Saturday, July 23, 2011

Happy Birthday, Aunt Janet!!

NEXT FRIDAY, July 29th, my Aunt Janet Fuger, now of Rochester Hills, Michigan, will turn 100 years old. This is one extraordinary lady, who has outlived her three brothers (including my father), by keeping herself active, interested and physically fit. In the above ancient photo, she's Janet North Page, the happy-looking little dark-haired girl who at the time was probably three or four years old. The young man with her is her older brother Joe. Here are a couple more scenes from the same album... These images were in a beat-up old family album that has spent most of its life stored away in musty attics and damp basements, and I find it amazing that the pictures survived as well as they have. I'm also very pleased that Aunt Janet's centenary celebration prompted me to resurrect these images and scan them for posterity.

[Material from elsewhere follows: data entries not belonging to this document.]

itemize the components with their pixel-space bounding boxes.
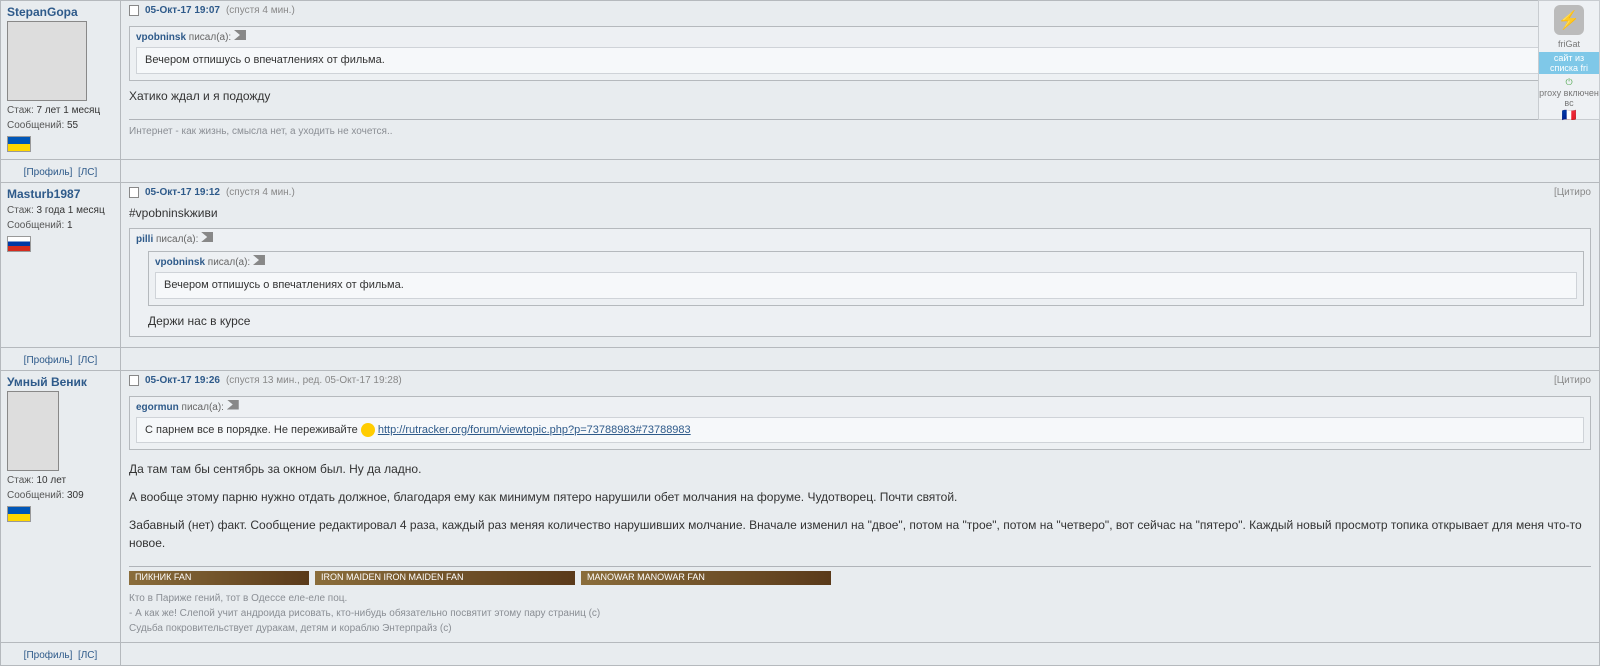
goto-icon[interactable] — [201, 232, 213, 242]
user-info: Стаж: 3 года 1 месяцСообщений: 1 — [7, 203, 114, 233]
flag-icon — [7, 506, 31, 522]
post-elapsed: (спустя 4 мин.) — [226, 187, 295, 198]
avatar[interactable] — [7, 21, 87, 101]
post-elapsed: (спустя 4 мин.) — [226, 5, 295, 16]
post-date-link[interactable]: 05-Окт-17 19:07 — [145, 5, 220, 16]
flag-icon — [7, 136, 31, 152]
external-link[interactable]: http://rutracker.org/forum/viewtopic.php… — [378, 424, 691, 436]
username-link[interactable]: Умный Веник — [7, 375, 114, 389]
post-body: vpobninsk писал(а): Вечером отпишусь о в… — [129, 20, 1591, 141]
quote-block: egormun писал(а): С парнем все в порядке… — [129, 396, 1591, 451]
quote-author[interactable]: egormun — [136, 402, 179, 413]
post-icon — [129, 5, 139, 16]
quote-author[interactable]: pilli — [136, 234, 153, 245]
proxy-status: proxy включен вс — [1539, 88, 1599, 108]
quote-author[interactable]: vpobninsk — [136, 32, 186, 43]
quote-author[interactable]: vpobninsk — [155, 257, 205, 268]
profile-link[interactable]: [Профиль] — [24, 167, 73, 178]
pm-link[interactable]: [ЛС] — [78, 167, 97, 178]
profile-link[interactable]: [Профиль] — [24, 355, 73, 366]
smile-icon — [361, 423, 375, 437]
quote-block: vpobninsk писал(а): Вечером отпишусь о в… — [129, 26, 1591, 81]
frigate-button[interactable]: сайт из списка fri — [1539, 52, 1599, 74]
user-info: Стаж: 10 летСообщений: 309 — [7, 473, 114, 503]
pm-link[interactable]: [ЛС] — [78, 355, 97, 366]
signature: ПИКНИК FAN IRON MAIDEN IRON MAIDEN FAN MAN… — [129, 566, 1591, 636]
profile-link[interactable]: [Профиль] — [24, 650, 73, 661]
user-info: Стаж: 7 лет 1 месяцСообщений: 55 — [7, 103, 114, 133]
post-icon — [129, 375, 139, 386]
avatar[interactable] — [7, 391, 59, 471]
pm-link[interactable]: [ЛС] — [78, 650, 97, 661]
frigate-icon: ⚡ — [1554, 5, 1584, 35]
goto-icon[interactable] — [227, 400, 239, 410]
post-date-link[interactable]: 05-Окт-17 19:26 — [145, 375, 220, 386]
post-elapsed: (спустя 13 мин., ред. 05-Окт-17 19:28) — [226, 375, 402, 386]
quote-button[interactable]: [Цитиро — [1554, 375, 1591, 386]
quote-button[interactable]: [Цитиро — [1554, 187, 1591, 198]
power-icon[interactable]: ⏻ — [1539, 77, 1599, 88]
quote-block: pilli писал(а): vpobninsk писал(а): Вече… — [129, 228, 1591, 337]
flag-icon — [7, 236, 31, 252]
userbar[interactable]: ПИКНИК FAN — [129, 571, 309, 585]
username-link[interactable]: Masturb1987 — [7, 187, 114, 201]
signature: Интернет - как жизнь, смысла нет, а уход… — [129, 119, 1591, 139]
goto-icon[interactable] — [234, 30, 246, 40]
goto-icon[interactable] — [253, 255, 265, 265]
post-icon — [129, 187, 139, 198]
userbar[interactable]: MANOWAR MANOWAR FAN — [581, 571, 831, 585]
post-body: egormun писал(а): С парнем все в порядке… — [129, 390, 1591, 639]
flag-icon: 🇫🇷 — [1539, 108, 1599, 122]
frigate-name: friGat — [1539, 39, 1599, 49]
userbar[interactable]: IRON MAIDEN IRON MAIDEN FAN — [315, 571, 575, 585]
post-date-link[interactable]: 05-Окт-17 19:12 — [145, 187, 220, 198]
username-link[interactable]: StepanGopa — [7, 5, 114, 19]
post-body: #vpobninskживи pilli писал(а): vpobninsk… — [129, 202, 1591, 343]
frigate-widget: ⚡ friGat сайт из списка fri ⏻ proxy вклю… — [1538, 0, 1600, 120]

Just for fun and comparison, here's how Aunt Janet looked (and behaved) in August 1982, during a family vacation/reunion in Pointe aux Barques, Huron County, Michigan... It's been at least ten years since I last saw my Aunt. I'm grateful to my Michigan cousins, who are hosting an impromptu family reunion, to be capped off with an ice-cream social to be held next Saturday afternoon in Rochester Hills. And here's a toast to all families everywhere, and the bonds, however sporadic and tenuous, that bind them together!

Sunday, July 17, 2011

Rust Belt Abstracts

One sunny afternoon recently, my old wanderlust came over me, and I found myself trespassing on Norfolk Southern railroad property in Reading, PA. This is the site of the old Outer Station of the Reading Railroad, now nothing more than a memory and a property you can acquire while playing Monopoly. The omega-shaped horseshoe (or lyre) expansion loops in a long-dormant overhead steam transmission caught my eye, and I made a few images...
I'm no steam engineer, but my understanding is that these graceful loops are installed at intervals on a steam transmission line, to allow for metal expansion when steam is passing through. They also make an appealing abstract image -- to me, at least.
The folks in charge take a pretty dim view of civilians prowling around this place, because there's still a lot of heavy rolling stock moving around. While I was there, a freight train was being made up, as you see on the left above. The sounds of rail cars being coupled and uncoupled is a pretty impressive staccato drumroll. It's comforting to see that there's still some railroad activity around here. Maybe not what it was in the 1880s, but I'm not either.

Friday, July 8, 2011

Small-Town Still Life

Here's a little tableau that presented itself to my wandering eyes last weekend in Jim Thorpe, PA. Kind of a Travelocity ad for rednecks, I suppose.

Friday, July 1, 2011

Make New Friends But Keep the Old


My Faithful Friends, originally uploaded by Clempage.

Here's some of the photo equipment I've used since 1967, when I first started taking pictures with more or less serious intent. Two weeks ago, my lovely daughters dragged me kicking and screaming into the digital era by giving me a Canon EOS Rebel T1i Digital SLR. Having played around with this new toy for a while, I've given the Old Guard a dignified retirement. Like a military reserve unit, however, I'm keeping them in readiness for future operations.

A Day in Manayunk

A little sliver of the City of Philadelphia extends along the east shore of the Schuylkill. It's the site of the earliest transportation canal started in the United States. The name of the place is "Manayunk," from an American Indian word meaning "place to drink." Nowadays the drinking isn't from the river, but you can get a variety of drinks and interesting food items from the establishments that line Main Street.

On a recent Saturday, we visited the annual Manayunk Arts Festival, which for a weekend crams the community with visitors who, after they miraculously find a place to park, jam the main thoroughfare to see the work of hundreds of artists, artisans, craftspersons and other interesting characters displaying their work.

Among the more unexpected examples of craftsmanship were what some Chabaa Thai Restaurant chefs with surgical skills and time on their hands were doing with some...

... watermelons.

I'm sure Manayunk has reverted to its usual identity as a sleepy little riverside neighborhood, dozing away in the sunshine and the rain, dreaming of its past days as a center of transportation (canal and railroad) and industry. It's easy to miss as you drive along the Schuylkill Expressway just across the river.